O furto nas instalações militares provocou várias ondas de choque, colocou a descoberto fragilidades da segurança dos paióis e afetou gravemente a imagem da PJM, desde logo pela acusação criminal de vários dirigentes, noticiou a agência Lusa.
O julgamento dos 23 arguidos começou em 02 de novembro, no Tribunal Judicial de Santarém, e tem como protagonistas o ex-ministro da Defesa Azeredo Lopes, que se demitiu do cargo no seguimento do caso, elementos da PJM – entre os quais o seu ex-diretor -, militares da GNR de Loulé e arguidos acusados de envolvimento no furto, cometido em 29 de junho de 2017.

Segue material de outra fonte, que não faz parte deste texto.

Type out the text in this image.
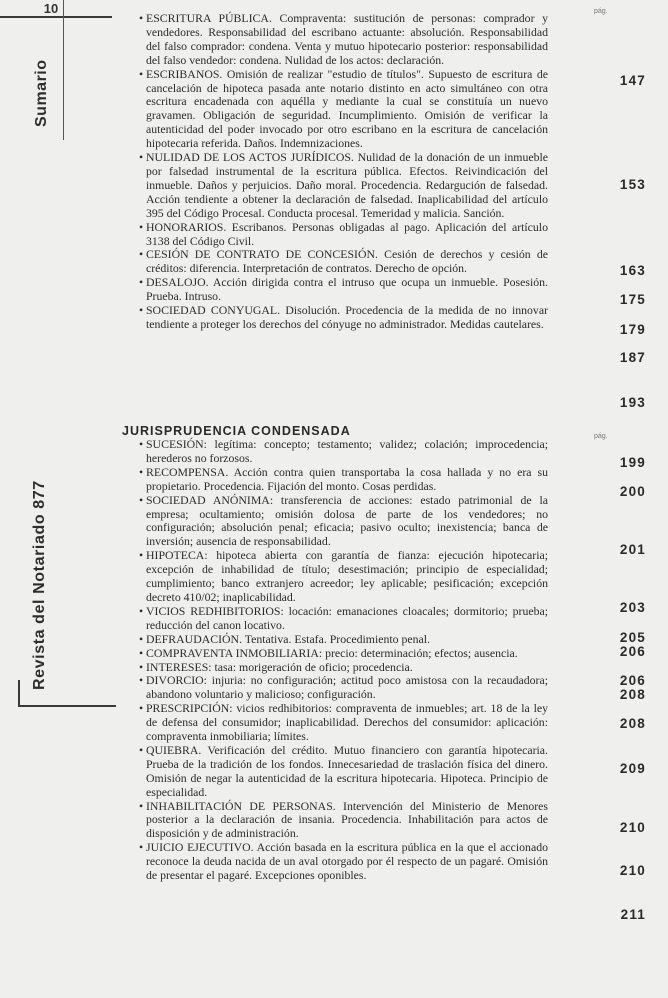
10
Sumario
Revista del Notariado 877
pág.
pág.
• ESCRITURA PÚBLICA. Compraventa: sustitución de personas: comprador y vendedores. Responsabilidad del escribano actuante: absolución. Responsabilidad del falso comprador: condena. Venta y mutuo hipotecario posterior: responsabilidad del falso vendedor: condena. Nulidad de los actos: declaración.
• ESCRIBANOS. Omisión de realizar "estudio de títulos". Supuesto de escritura de cancelación de hipoteca pasada ante notario distinto en acto simultáneo con otra escritura encadenada con aquélla y mediante la cual se constituía un nuevo gravamen. Obligación de seguridad. Incumplimiento. Omisión de verificar la autenticidad del poder invocado por otro escribano en la escritura de cancelación hipotecaria referida. Daños. Indemnizaciones.
• NULIDAD DE LOS ACTOS JURÍDICOS. Nulidad de la donación de un inmueble por falsedad instrumental de la escritura pública. Efectos. Reivindicación del inmueble. Daños y perjuicios. Daño moral. Procedencia. Redargución de falsedad. Acción tendiente a obtener la declaración de falsedad. Inaplicabilidad del artículo 395 del Código Procesal. Conducta procesal. Temeridad y malicia. Sanción.
• HONORARIOS. Escribanos. Personas obligadas al pago. Aplicación del artículo 3138 del Código Civil.
• CESIÓN DE CONTRATO DE CONCESIÓN. Cesión de derechos y cesión de créditos: diferencia. Interpretación de contratos. Derecho de opción.
• DESALOJO. Acción dirigida contra el intruso que ocupa un inmueble. Posesión. Prueba. Intruso.
• SOCIEDAD CONYUGAL. Disolución. Procedencia de la medida de no innovar tendiente a proteger los derechos del cónyuge no administrador. Medidas cautelares.
147
153
163
175
179
187
193
JURISPRUDENCIA CONDENSADA
• SUCESIÓN: legítima: concepto; testamento; validez; colación; improcedencia; herederos no forzosos.
• RECOMPENSA. Acción contra quien transportaba la cosa hallada y no era su propietario. Procedencia. Fijación del monto. Cosas perdidas.
• SOCIEDAD ANÓNIMA: transferencia de acciones: estado patrimonial de la empresa; ocultamiento; omisión dolosa de parte de los vendedores; no configuración; absolución penal; eficacia; pasivo oculto; inexistencia; banca de inversión; ausencia de responsabilidad.
• HIPOTECA: hipoteca abierta con garantía de fianza: ejecución hipotecaria; excepción de inhabilidad de título; desestimación; principio de especialidad; cumplimiento; banco extranjero acreedor; ley aplicable; pesificación; excepción decreto 410/02; inaplicabilidad.
• VICIOS REDHIBITORIOS: locación: emanaciones cloacales; dormitorio; prueba; reducción del canon locativo.
• DEFRAUDACIÓN. Tentativa. Estafa. Procedimiento penal.
• COMPRAVENTA INMOBILIARIA: precio: determinación; efectos; ausencia.
• INTERESES: tasa: morigeración de oficio; procedencia.
• DIVORCIO: injuria: no configuración; actitud poco amistosa con la recaudadora; abandono voluntario y malicioso; configuración.
• PRESCRIPCIÓN: vicios redhibitorios: compraventa de inmuebles; art. 18 de la ley de defensa del consumidor; inaplicabilidad. Derechos del consumidor: aplicación: compraventa inmobiliaria; límites.
• QUIEBRA. Verificación del crédito. Mutuo financiero con garantía hipotecaria. Prueba de la tradición de los fondos. Innecesariedad de traslación física del dinero. Omisión de negar la autenticidad de la escritura hipotecaria. Hipoteca. Principio de especialidad.
• INHABILITACIÓN DE PERSONAS. Intervención del Ministerio de Menores posterior a la declaración de insania. Procedencia. Inhabilitación para actos de disposición y de administración.
• JUICIO EJECUTIVO. Acción basada en la escritura pública en la que el accionado reconoce la deuda nacida de un aval otorgado por él respecto de un pagaré. Omisión de presentar el pagaré. Excepciones oponibles.
199
200
201
203
205
206
206
208
208
209
210
210
211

Pouco antes do início do julgamento, o arguido João Paulino assumiu ter sido autor do furto, disse que elementos da GNR de Loulé lhe tinham proposto um acordo para devolver o material e entregou à Polícia Judiciária (PJ) as munições e granadas que faltavam.
As investigações dirigidas pelo Ministério Público (MP) foram além do furto e debruçaram-se sobre a atuação da PJM, criando divergências entre a ex-procuradora-geral da República Joana Marques Vidal e a PJ, por um lado, e a PJM e o seu diretor, por outro.
O MP sustenta que a recuperação do material, na região da Chamusca, em outubro de 2017, foi encenada pela PJM, com a conivência do autor do furto, João Paulino, e de elementos da GNR de Loulé e que a operação era do conhecimento do então ministro da Defesa, que também estava ciente da contestação desta polícia à orientação de Joana Marques Vidal ao entregar o caso à PJ.
O inusitado furto nas instalações militares teve também implicações políticas e o Presidente da República, Marcelo Rebelo de Sousa, e o primeiro-ministro, António Costa, foram arrolados como testemunhas.
Marcelo Rebelo de Sousa afirmou que, numa visita aos paióis de Tancos em 2017, Azeredo Lopes lhe sugeriu que falasse com o diretor da PJM, que discordava das orientações da PGR, mas que isso nunca aconteceu, revelando que teve conhecimento do aparecimento do material bélico por uma notícia da Lusa.
Numa recente entrevista à TVI, Marcelo Rebelo de Sousa declarou que nunca se sentiu enganado por Azeredo Lopes, porque este não lhe deu o mínimo sinal de que sabia de algo sobre o furto ou sobre a forma como foi encontrado o material, e que a conclusão do julgamento “é fundamental para a dignidade do Estado de direito democrático”.
Por sua vez, o primeiro-ministro disse acreditar que Azeredo Lopes desconhecia a alegada encenação na recuperação das armas e a investigação paralela da PJM e enalteceu a lealdade do seu ex-ministro da Defesa.
Na versão do MP, Azeredo Lopes sonegou informação à PGR e quis que Joana Marques Vidal fosse complacente com a situação, tendo aceitado a encenação em vez de se ter oposto e participado a irregularidade.
Contrariando esta suspeita, Azeredo Lopes disse, em julgamento, que ex-PGR nunca o alertou que a PJM estava a fazer uma investigação paralela ao furto, negou tê-la autorizado ao arrepio da decisão de Joana Marques Vidal e reiterou que a sua “implicação” no caso é “esmagadoramente política”.
O julgamento continua em 04 de janeiro, faltando depor dois importantes arguidos: o ex-diretor da PJM Luís Vieira e o antigo porta-voz da instituição major Vasco Brazão, tendo este último já afirmado que “a ação paralela” da PJM foi “oportunamente comunicada” ao antigo ministro da Defesa.
Dez arguidos respondem por associação criminosa, tráfico e mediação de armas e terrorismo, por envolvimento no furto do armamento e os restantes 13, entre os quais Azeredo Lopes, elementos da PJM e da GNR, sobre a encenação/encobrimento na recuperação do material.
Azeredo Lopes está acusado de denegação de justiça e prevaricação, favorecimento pessoal praticado por funcionário, abuso de poder e denegação de justiça.